* Copyright (c) Huawei Technologies Co., Ltd. 2025. All rights reserved.
* MindIE is licensed under Mulan PSL v2.
* You can use this software according to the terms and conditions of the Mulan PSL v2.
* You may obtain a copy of Mulan PSL v2 at:
* http://license.coscl.org.cn/MulanPSL2
* THIS SOFTWARE IS PROVIDED ON AN "AS IS" BASIS, WITHOUT WARRANTIES OF ANY KIND,
* EITHER EXPRESS OR IMPLIED, INCLUDING BUT NOT LIMITED TO NON-INFRINGEMENT,
* MERCHANTABILITY OR FIT FOR A PARTICULAR PURPOSE.

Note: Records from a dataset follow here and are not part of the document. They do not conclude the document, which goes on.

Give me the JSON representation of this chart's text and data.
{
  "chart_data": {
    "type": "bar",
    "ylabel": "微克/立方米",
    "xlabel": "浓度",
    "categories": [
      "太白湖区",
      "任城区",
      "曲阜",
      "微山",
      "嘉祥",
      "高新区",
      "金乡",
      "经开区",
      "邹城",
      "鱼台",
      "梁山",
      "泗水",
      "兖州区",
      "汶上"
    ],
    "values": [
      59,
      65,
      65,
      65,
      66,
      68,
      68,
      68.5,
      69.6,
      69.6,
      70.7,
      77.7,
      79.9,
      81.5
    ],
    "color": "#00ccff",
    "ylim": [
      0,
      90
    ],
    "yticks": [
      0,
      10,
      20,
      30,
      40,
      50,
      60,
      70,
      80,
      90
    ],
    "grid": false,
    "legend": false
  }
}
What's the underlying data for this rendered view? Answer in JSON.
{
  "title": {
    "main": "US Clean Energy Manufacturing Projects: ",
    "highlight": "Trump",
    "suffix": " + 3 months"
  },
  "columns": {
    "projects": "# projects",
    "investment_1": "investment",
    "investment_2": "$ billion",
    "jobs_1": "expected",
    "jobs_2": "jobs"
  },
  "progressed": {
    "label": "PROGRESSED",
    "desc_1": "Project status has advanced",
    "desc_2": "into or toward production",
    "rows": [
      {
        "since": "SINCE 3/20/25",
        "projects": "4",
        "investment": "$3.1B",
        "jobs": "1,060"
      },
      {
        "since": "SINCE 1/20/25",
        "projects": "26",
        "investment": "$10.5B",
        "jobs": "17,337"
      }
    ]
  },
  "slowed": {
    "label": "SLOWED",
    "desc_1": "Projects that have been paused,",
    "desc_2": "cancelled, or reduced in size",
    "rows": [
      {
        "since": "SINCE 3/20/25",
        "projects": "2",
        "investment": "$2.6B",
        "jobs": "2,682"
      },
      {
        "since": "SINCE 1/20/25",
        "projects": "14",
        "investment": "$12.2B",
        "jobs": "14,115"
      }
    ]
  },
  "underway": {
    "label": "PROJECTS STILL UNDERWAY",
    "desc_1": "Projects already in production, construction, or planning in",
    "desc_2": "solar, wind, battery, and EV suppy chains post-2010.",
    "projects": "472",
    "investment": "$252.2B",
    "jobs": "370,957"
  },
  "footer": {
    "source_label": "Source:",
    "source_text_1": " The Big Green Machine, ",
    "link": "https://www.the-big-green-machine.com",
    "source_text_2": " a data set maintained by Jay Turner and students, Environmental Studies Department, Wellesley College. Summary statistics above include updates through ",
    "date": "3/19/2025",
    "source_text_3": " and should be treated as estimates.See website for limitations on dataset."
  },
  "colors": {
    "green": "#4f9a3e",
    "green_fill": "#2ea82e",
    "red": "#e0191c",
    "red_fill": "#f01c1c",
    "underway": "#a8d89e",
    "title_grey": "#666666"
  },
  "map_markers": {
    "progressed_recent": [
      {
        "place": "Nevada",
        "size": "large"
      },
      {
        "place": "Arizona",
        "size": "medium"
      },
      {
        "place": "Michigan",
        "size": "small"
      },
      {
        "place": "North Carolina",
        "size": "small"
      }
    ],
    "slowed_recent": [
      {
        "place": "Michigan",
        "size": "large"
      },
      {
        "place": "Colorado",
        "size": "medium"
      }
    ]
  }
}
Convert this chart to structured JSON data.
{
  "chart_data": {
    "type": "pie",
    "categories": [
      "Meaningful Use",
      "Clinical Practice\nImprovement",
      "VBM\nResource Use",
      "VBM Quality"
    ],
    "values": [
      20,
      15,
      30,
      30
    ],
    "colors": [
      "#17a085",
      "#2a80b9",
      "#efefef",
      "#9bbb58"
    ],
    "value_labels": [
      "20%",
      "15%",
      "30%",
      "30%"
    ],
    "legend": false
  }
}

* See the Mulan PSL v2 for more details.
*/
#ifndef SCHEDULING_BUDGET_H
#define SCHEDULING_BUDGET_H
#include <deque>
#include <memory>
#include <unordered_set>
#include "basic_types.h"
#include "config_info.h"
#include "sequence_group.h"
namespace mindie_llm {
class Statistics4PartialPrefill {
public:
Statistics4PartialPrefill(int numSchedulablePrefills, int numLongPrefills,
std::shared_ptr<SchedulerConfig> schedulerConfig);
bool CanSchedule(const std::shared_ptr<SequenceGroup> &seqGroup) const;
void MaybeIncrementPartialPrefills(const std::shared_ptr<SequenceGroup> &seqGroup);
static std::unique_ptr<Statistics4PartialPrefill> FromQueues(
const std::deque<std::shared_ptr<SequenceGroup>> &running,
const std::deque<std::shared_ptr<SequenceGroup>> &waiting, std::shared_ptr<SchedulerConfig> schedulerConfig);
size_t SchedulablePrefills() const;
size_t LongPrefills() const;
private:
size_t numSchedulablePrefills_{0};
size_t numLongPrefills_{};
std::shared_ptr<SchedulerConfig> schedulerConfig_;
};
using Statistics4PartialPrefillPtr = std::unique_ptr<Statistics4PartialPrefill>;
struct SchedulingBudget {
size_t maxNumSeqs_{};
uint32_t maxNumBatchedTokens_{};
size_t numCachedTokens_{};
size_t numBatchedTokens_{};
size_t numCurSeqs_{};
std::unordered_set<RequestId> requestIdsNumBatchedTokens_;
std::unordered_set<RequestId> requestIdsNumCurSeqs_;
SchedulerConfigSPtr schedulerConfig_;
std::vector<size_t> partialPrefillOccupiedBudgetPerSlot_;
Statistics4PartialPrefillPtr statistics4PartialPrefill_;
SchedulingBudget(const size_t maxNumBatchedTokens, const size_t maxNumSeqs,
const SchedulerConfigSPtr &schedulerConfig = nullptr);
[[nodiscard]] bool CanSchedule(const size_t numNewTokens, const size_t numNewSeqs) const;
size_t RemainingTokenBudget() const;
size_t GetPrefillSlots();
void AddNumBatchedTokens(RequestId &reqId, const size_t numBatchedTokens, const size_t numCachedTokens = 0);
void AddNumSeqs(RequestId &reqId, const size_t numCurSeqs);
void SubtractNumBatchedTokens(const RequestId &reqId, const size_t numBatchedTokens);
void SubtractNumSeqs(const RequestId &reqId, const size_t numCurSeqs);
};
}
#endif